One of the problems with GMOs is that they’re kind of an untested field. Because they are so reliant on laboratory work, we just don’t know quite how the genetic modification is going to affect the natural world. As a result, other countries around the world are banning GMO products. In America, regulators and scientists continue to insist that GMO is perfectly safe and push GMO products on a consumer base with the argument that GMOs will be a way to feed the world as human population increases.
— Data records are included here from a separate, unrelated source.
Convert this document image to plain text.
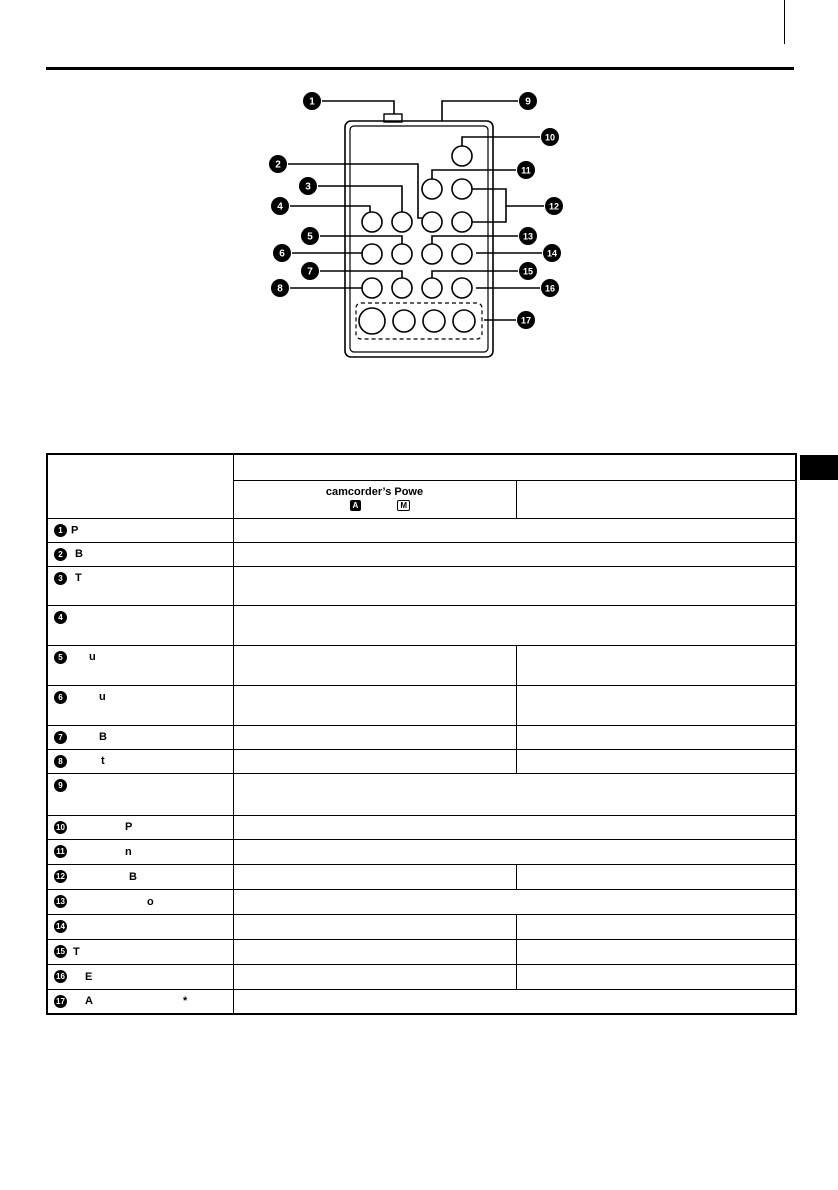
1	9
10
2	11
3
4	12
5	13
6	14
7	15
8	16
17

	camcorder’s Powe
A M	

1 P		
2 B		
3 T		
4		
5 u		
6 u		
7 B		
8 t		
9		
10 P		
11 n		
12 B		
13 o		
14		
15 T		
16 E		
17 A *		
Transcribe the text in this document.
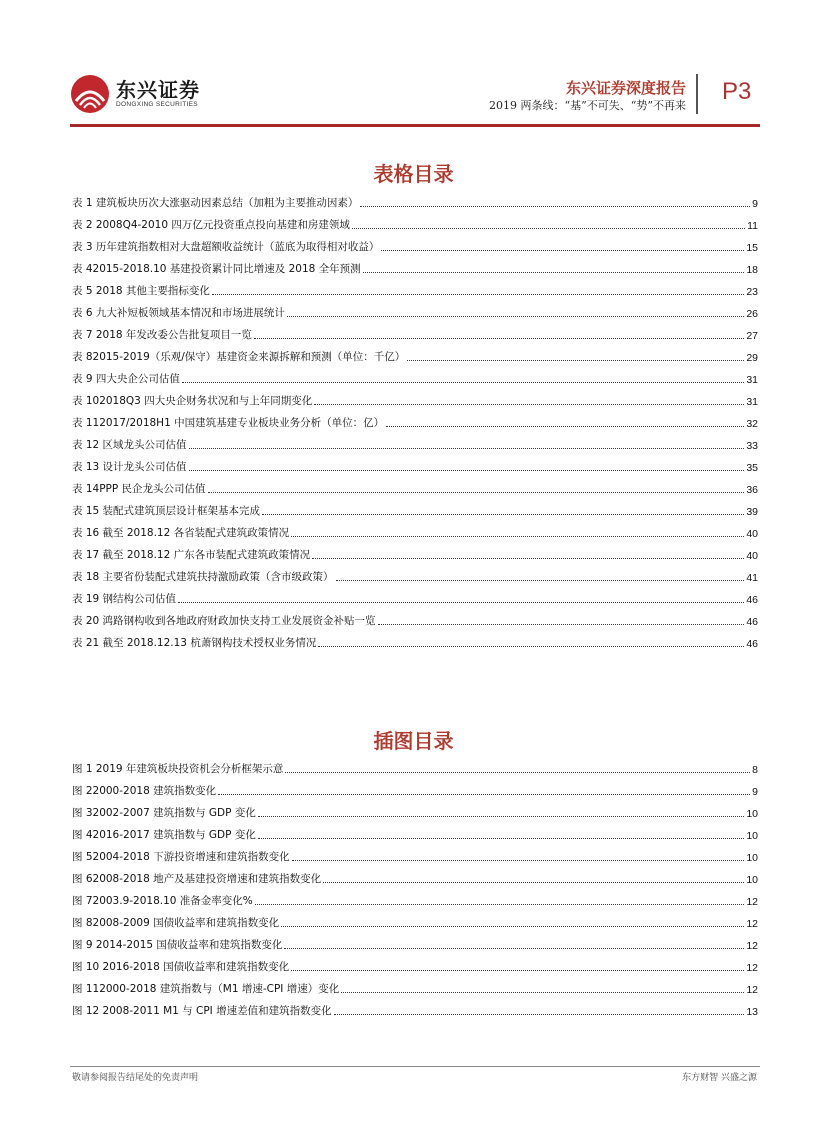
东兴证券
DONGXING SECURITIES
东兴证券深度报告
2019 两条线：“基”不可失、“势”不再来
P3
表格目录
表 1 建筑板块历次大涨驱动因素总结（加粗为主要推动因素）	9
表 2 2008Q4-2010 四万亿元投资重点投向基建和房建领域	11
表 3 历年建筑指数相对大盘超额收益统计（蓝底为取得相对收益）	15
表 42015-2018.10 基建投资累计同比增速及 2018 全年预测	18
表 5 2018 其他主要指标变化	23
表 6 九大补短板领域基本情况和市场进展统计	26
表 7 2018 年发改委公告批复项目一览	27
表 82015-2019（乐观/保守）基建资金来源拆解和预测（单位：千亿）	29
表 9 四大央企公司估值	31
表 102018Q3 四大央企财务状况和与上年同期变化	31
表 112017/2018H1 中国建筑基建专业板块业务分析（单位：亿）	32
表 12 区域龙头公司估值	33
表 13 设计龙头公司估值	35
表 14PPP 民企龙头公司估值	36
表 15 装配式建筑顶层设计框架基本完成	39
表 16 截至 2018.12 各省装配式建筑政策情况	40
表 17 截至 2018.12 广东各市装配式建筑政策情况	40
表 18 主要省份装配式建筑扶持激励政策（含市级政策）	41
表 19 钢结构公司估值	46
表 20 鸿路钢构收到各地政府财政加快支持工业发展资金补贴一览	46
表 21 截至 2018.12.13 杭萧钢构技术授权业务情况	46
插图目录
图 1 2019 年建筑板块投资机会分析框架示意	8
图 22000-2018 建筑指数变化	9
图 32002-2007 建筑指数与 GDP 变化	10
图 42016-2017 建筑指数与 GDP 变化	10
图 52004-2018 下游投资增速和建筑指数变化	10
图 62008-2018 地产及基建投资增速和建筑指数变化	10
图 72003.9-2018.10 准备金率变化%	12
图 82008-2009 国债收益率和建筑指数变化	12
图 9 2014-2015 国债收益率和建筑指数变化	12
图 10 2016-2018 国债收益率和建筑指数变化	12
图 112000-2018 建筑指数与（M1 增速-CPI 增速）变化	12
图 12 2008-2011 M1 与 CPI 增速差值和建筑指数变化	13
敬请参阅报告结尾处的免责声明	东方财智 兴盛之源
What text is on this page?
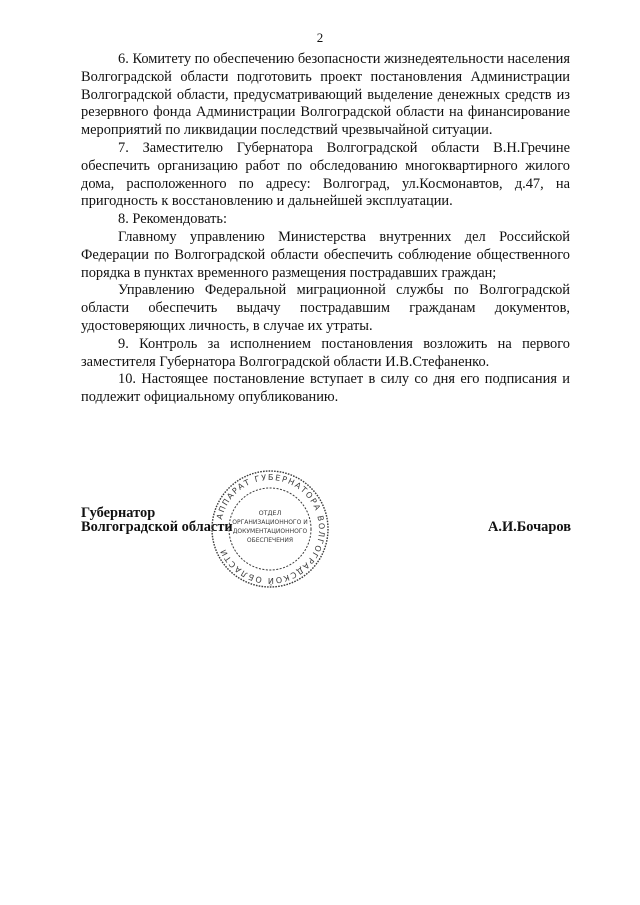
2

6. Комитету по обеспечению безопасности жизнедеятельности населения Волгоградской области подготовить проект постановления Администрации Волгоградской области, предусматривающий выделение денежных средств из резервного фонда Администрации Волгоградской области на финансирование мероприятий по ликвидации последствий чрезвычайной ситуации.

7. Заместителю Губернатора Волгоградской области В.Н.Гречине обеспечить организацию работ по обследованию многоквартирного жилого дома, расположенного по адресу: Волгоград, ул.Космонавтов, д.47, на пригодность к восстановлению и дальнейшей эксплуатации.

8. Рекомендовать:

Главному управлению Министерства внутренних дел Российской Федерации по Волгоградской области обеспечить соблюдение общественного порядка в пунктах временного размещения пострадавших граждан;

Управлению Федеральной миграционной службы по Волгоградской области обеспечить выдачу пострадавшим гражданам документов, удостоверяющих личность, в случае их утраты.

9. Контроль за исполнением постановления возложить на первого заместителя Губернатора Волгоградской области И.В.Стефаненко.

10. Настоящее постановление вступает в силу со дня его подписания и подлежит официальному опубликованию.

Губернатор
Волгоградской области	А.И.Бочаров
АППАРАТ ГУБЕРНАТОРА ВОЛГОГРАДСКОЙ ОБЛАСТИ
ОТДЕЛ
ОРГАНИЗАЦИОННОГО И
ДОКУМЕНТАЦИОННОГО
ОБЕСПЕЧЕНИЯ
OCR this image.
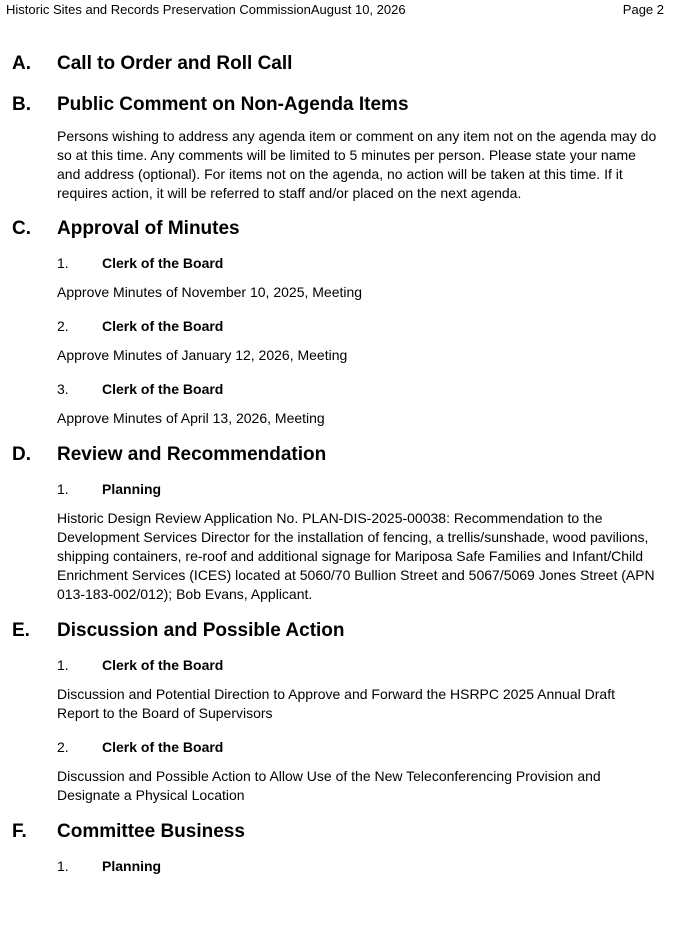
Historic Sites and Records Preservation CommissionAugust 10, 2026	Page 2
A. Call to Order and Roll Call
B. Public Comment on Non-Agenda Items
Persons wishing to address any agenda item or comment on any item not on the agenda may do so at this time. Any comments will be limited to 5 minutes per person. Please state your name and address (optional). For items not on the agenda, no action will be taken at this time. If it requires action, it will be referred to staff and/or placed on the next agenda.
C. Approval of Minutes
1. Clerk of the Board
Approve Minutes of November 10, 2025, Meeting
2. Clerk of the Board
Approve Minutes of January 12, 2026, Meeting
3. Clerk of the Board
Approve Minutes of April 13, 2026, Meeting
D. Review and Recommendation
1. Planning
Historic Design Review Application No. PLAN-DIS-2025-00038: Recommendation to the Development Services Director for the installation of fencing, a trellis/sunshade, wood pavilions, shipping containers, re-roof and additional signage for Mariposa Safe Families and Infant/Child Enrichment Services (ICES) located at 5060/70 Bullion Street and 5067/5069 Jones Street (APN 013-183-002/012); Bob Evans, Applicant.
E. Discussion and Possible Action
1. Clerk of the Board
Discussion and Potential Direction to Approve and Forward the HSRPC 2025 Annual Draft Report to the Board of Supervisors
2. Clerk of the Board
Discussion and Possible Action to Allow Use of the New Teleconferencing Provision and Designate a Physical Location
F. Committee Business
1. Planning
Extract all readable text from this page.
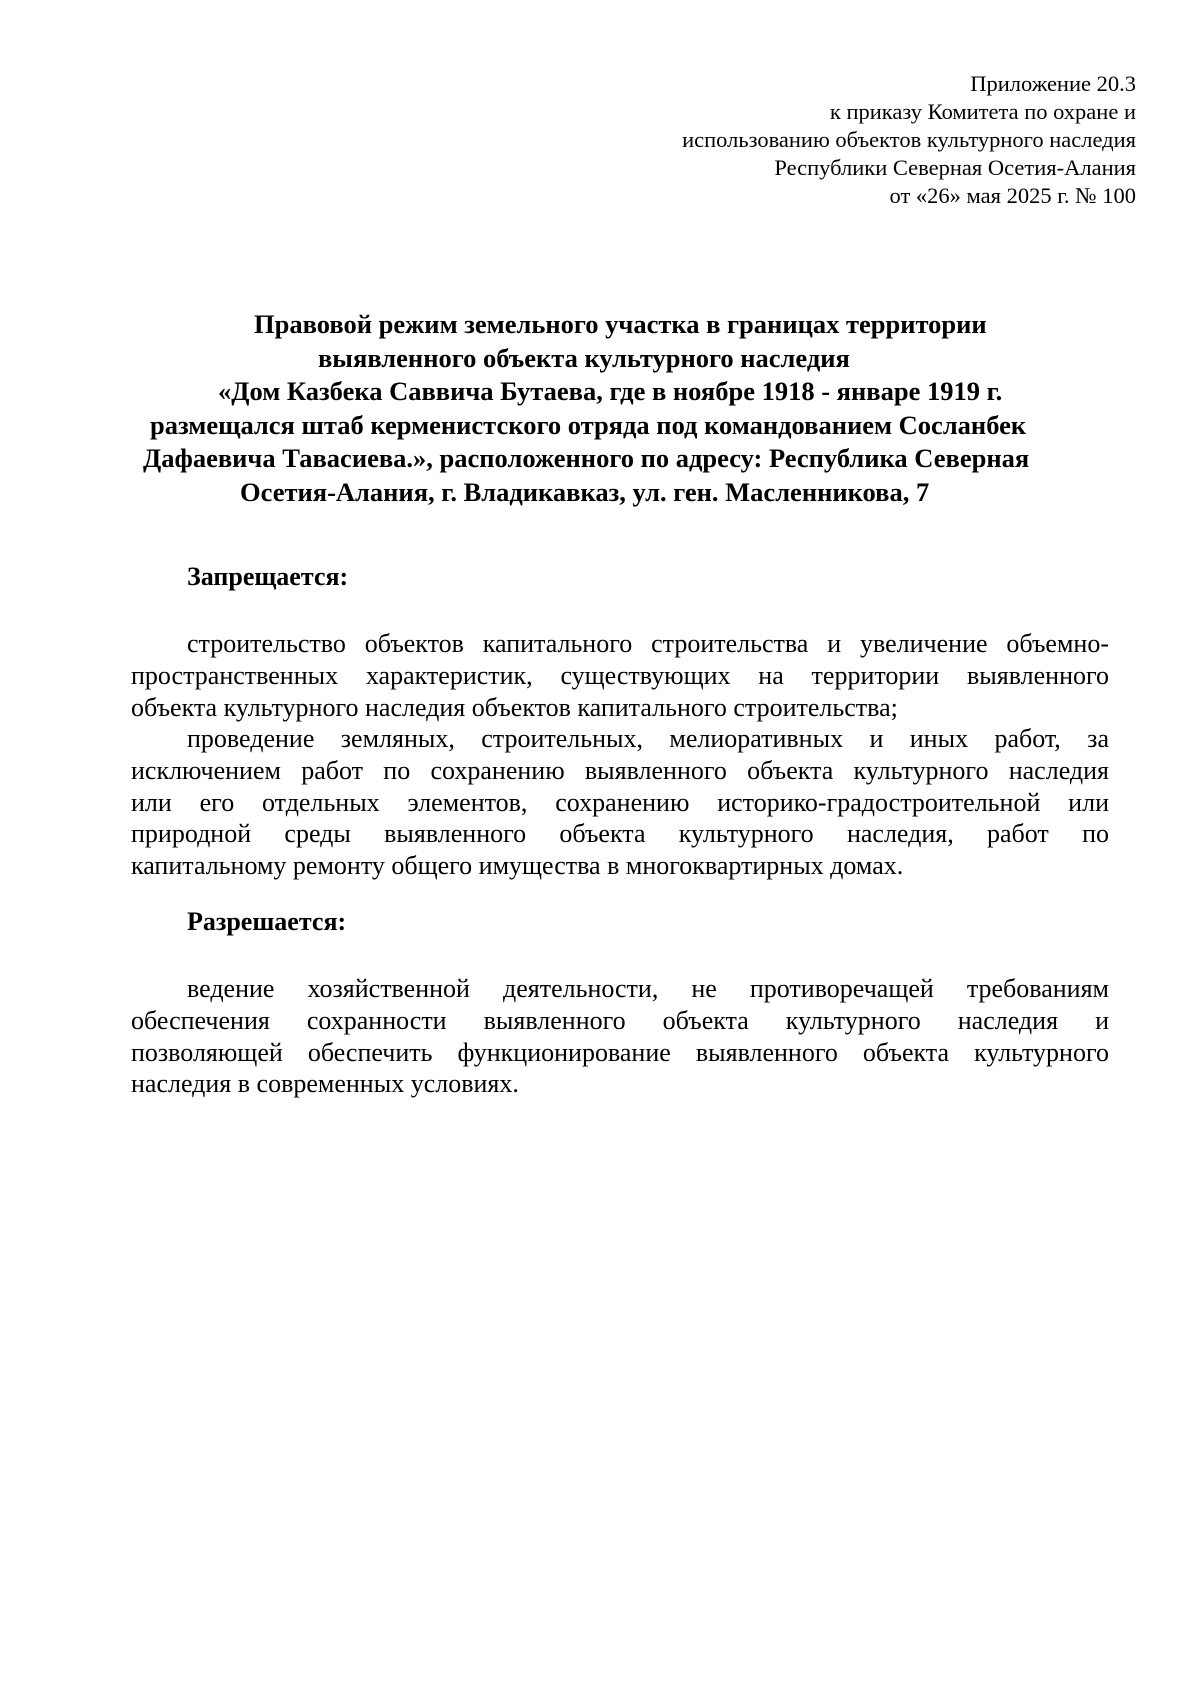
Приложение 20.3
к приказу Комитета по охране и
использованию объектов культурного наследия
Республики Северная Осетия-Алания
от «26» мая 2025 г. № 100
Правовой режим земельного участка в границах территории
выявленного объекта культурного наследия
«Дом Казбека Саввича Бутаева, где в ноябре 1918 - январе 1919 г.
размещался штаб керменистского отряда под командованием Сосланбек
Дафаевича Тавасиева.», расположенного по адресу: Республика Северная
Осетия-Алания, г. Владикавказ, ул. ген. Масленникова, 7
Запрещается:
строительство объектов капитального строительства и увеличение объемно-
пространственных характеристик, существующих на территории выявленного
объекта культурного наследия объектов капитального строительства;
проведение земляных, строительных, мелиоративных и иных работ, за
исключением работ по сохранению выявленного объекта культурного наследия
или его отдельных элементов, сохранению историко-градостроительной или
природной среды выявленного объекта культурного наследия, работ по
капитальному ремонту общего имущества в многоквартирных домах.
Разрешается:
ведение хозяйственной деятельности, не противоречащей требованиям
обеспечения сохранности выявленного объекта культурного наследия и
позволяющей обеспечить функционирование выявленного объекта культурного
наследия в современных условиях.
Not everybody buys that argument, though, and many have concerns about the results that we might see from genetic modification down the road.

Another major problem is agricultural practices where GMO crops lead to the inordinate spraying of herbicides and pesticides on fields which make their way into the human diet.

The basic idea goes like this – because scientists can genetically modify certain plants to withstand conventional herbicides and pesticides, the growers are then able to blanket spray a crop to kill weeds or eradicate pests without hurting the plant itself. However, the residues from these sprays will be consolidated in the food products that go to market. Here again, American regulators and scientists continue to pound the drum of various research claiming that this type of spraying is entirely safe for human consumption, even though Monsanto is now facing trials for possible carcinogenic effects of glyphosate, a commonly used product by GMO growers.

This alarming guide from the EWG makes it crystal clear: people who don’t like to rock the boat might tell you that this kind of practice can’t exist, that it can’t go on. But it does!

By reading the above, you can understand how GMO related to seed stocks and why you will not “buy GMO seeds” at the market.